Taxes that strongly benefit the money creators: In many countries, interest expense on business loans and mortgages is tax deductible. This is a huge incentive for companies and individuals to take on debt, thus super-charging the flow of interest expenses into the hands of those who have large sums of money to lend, especially the money creators, the banks. Just in the US in 2015, from corporate announcements, it is expected that companies will purchase over $1 Trillion of their own company stock from the public market. For many companies, all of this stock buying is funded by new debt. This drives up the stock price of the company and the interest expense is deductible. So rather than investing their money in productive activities, companies deploy vast sums in so-called financial engineering, which is a polite term for gaming the system.

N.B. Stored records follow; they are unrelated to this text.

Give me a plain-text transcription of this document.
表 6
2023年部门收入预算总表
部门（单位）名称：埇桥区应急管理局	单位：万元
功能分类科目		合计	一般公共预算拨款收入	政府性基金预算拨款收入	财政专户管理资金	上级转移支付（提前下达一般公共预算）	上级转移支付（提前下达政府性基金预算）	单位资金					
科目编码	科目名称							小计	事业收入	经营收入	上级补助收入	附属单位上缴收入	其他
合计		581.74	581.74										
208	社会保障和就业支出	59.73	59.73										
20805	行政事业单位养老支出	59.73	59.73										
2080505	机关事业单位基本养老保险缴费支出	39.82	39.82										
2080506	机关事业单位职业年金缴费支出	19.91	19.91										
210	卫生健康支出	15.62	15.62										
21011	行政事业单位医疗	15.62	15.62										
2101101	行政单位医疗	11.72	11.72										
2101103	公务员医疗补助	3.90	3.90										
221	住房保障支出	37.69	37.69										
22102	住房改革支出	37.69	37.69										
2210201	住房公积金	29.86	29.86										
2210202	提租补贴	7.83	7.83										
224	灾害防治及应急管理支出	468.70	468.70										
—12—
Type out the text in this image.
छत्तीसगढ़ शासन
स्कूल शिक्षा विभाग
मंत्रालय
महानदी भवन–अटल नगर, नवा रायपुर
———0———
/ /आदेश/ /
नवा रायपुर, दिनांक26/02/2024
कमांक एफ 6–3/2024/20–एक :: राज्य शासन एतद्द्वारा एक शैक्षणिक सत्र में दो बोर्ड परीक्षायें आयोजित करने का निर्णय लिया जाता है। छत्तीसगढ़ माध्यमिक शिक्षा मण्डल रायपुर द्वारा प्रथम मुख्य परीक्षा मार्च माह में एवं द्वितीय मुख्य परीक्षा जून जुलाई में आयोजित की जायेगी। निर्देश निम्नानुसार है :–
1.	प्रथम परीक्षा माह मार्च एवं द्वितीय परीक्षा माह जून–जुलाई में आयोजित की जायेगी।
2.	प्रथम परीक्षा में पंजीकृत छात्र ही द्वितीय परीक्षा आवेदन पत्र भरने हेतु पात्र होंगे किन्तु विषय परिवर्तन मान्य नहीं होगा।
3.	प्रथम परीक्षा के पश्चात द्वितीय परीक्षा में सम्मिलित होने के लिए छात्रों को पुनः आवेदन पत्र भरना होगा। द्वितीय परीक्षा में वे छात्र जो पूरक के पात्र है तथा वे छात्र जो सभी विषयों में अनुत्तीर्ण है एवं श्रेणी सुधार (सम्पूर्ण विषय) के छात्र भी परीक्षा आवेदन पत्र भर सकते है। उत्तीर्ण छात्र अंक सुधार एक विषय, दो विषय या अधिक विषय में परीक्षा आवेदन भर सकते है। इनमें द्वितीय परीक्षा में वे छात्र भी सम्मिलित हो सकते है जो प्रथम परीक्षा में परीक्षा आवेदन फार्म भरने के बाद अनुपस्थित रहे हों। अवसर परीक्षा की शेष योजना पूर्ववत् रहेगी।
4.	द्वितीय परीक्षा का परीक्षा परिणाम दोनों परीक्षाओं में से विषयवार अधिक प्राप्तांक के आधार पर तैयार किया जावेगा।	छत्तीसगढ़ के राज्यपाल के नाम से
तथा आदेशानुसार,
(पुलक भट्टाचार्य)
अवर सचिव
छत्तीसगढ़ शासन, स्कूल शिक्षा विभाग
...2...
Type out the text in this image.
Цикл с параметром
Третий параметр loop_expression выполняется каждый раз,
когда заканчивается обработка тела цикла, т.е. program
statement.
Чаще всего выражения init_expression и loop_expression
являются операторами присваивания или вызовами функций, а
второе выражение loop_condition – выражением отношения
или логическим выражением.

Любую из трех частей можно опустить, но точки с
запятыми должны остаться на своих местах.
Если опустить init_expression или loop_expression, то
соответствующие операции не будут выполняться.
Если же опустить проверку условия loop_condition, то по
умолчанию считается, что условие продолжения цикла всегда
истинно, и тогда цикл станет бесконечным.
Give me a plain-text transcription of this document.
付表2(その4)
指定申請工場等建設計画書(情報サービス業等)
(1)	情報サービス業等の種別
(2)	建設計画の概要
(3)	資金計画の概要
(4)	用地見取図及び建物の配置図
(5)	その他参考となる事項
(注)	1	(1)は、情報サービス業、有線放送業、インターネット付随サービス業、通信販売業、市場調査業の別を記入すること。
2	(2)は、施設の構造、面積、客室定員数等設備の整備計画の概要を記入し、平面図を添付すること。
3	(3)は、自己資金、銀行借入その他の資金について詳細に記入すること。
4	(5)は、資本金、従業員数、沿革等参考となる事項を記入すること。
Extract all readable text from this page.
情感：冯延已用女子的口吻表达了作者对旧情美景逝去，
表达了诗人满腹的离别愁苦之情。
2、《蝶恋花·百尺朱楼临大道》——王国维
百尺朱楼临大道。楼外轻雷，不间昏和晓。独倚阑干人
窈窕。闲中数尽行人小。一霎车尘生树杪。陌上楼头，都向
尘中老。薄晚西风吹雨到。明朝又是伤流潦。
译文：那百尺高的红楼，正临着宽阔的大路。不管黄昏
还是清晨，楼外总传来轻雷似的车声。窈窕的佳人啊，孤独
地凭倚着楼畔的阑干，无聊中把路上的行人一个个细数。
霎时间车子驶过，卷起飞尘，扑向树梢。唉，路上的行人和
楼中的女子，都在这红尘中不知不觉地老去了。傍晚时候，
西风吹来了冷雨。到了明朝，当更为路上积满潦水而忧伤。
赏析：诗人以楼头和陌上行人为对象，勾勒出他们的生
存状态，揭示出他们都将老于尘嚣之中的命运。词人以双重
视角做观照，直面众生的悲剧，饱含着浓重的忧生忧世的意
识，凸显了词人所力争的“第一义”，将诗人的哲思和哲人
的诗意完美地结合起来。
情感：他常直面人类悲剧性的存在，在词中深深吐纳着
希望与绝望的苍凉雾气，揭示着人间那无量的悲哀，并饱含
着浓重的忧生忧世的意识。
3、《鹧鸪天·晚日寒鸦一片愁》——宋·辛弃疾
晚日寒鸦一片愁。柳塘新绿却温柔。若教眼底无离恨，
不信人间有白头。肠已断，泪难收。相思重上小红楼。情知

Summary on Taxation: Taken together, taxation–grudgingly accepted by most in part because of its ballyhooed noble aims and inevitability–has been hijacked by a small class of people, government and private, to assure the increasing vastness of their wealth at the expense of the rest of society. It is as though this small group has steeply tilted the economic table in their direction so that they receive a portion of every economic transaction, of every payment for someone’s labor, and of every payment for every product sold in the society. If we are to vanquish financial problems once and for all, taxation as currently practiced must be understood as a major structural unfairness and impediment, and every avenue for its complete elimination must be explored.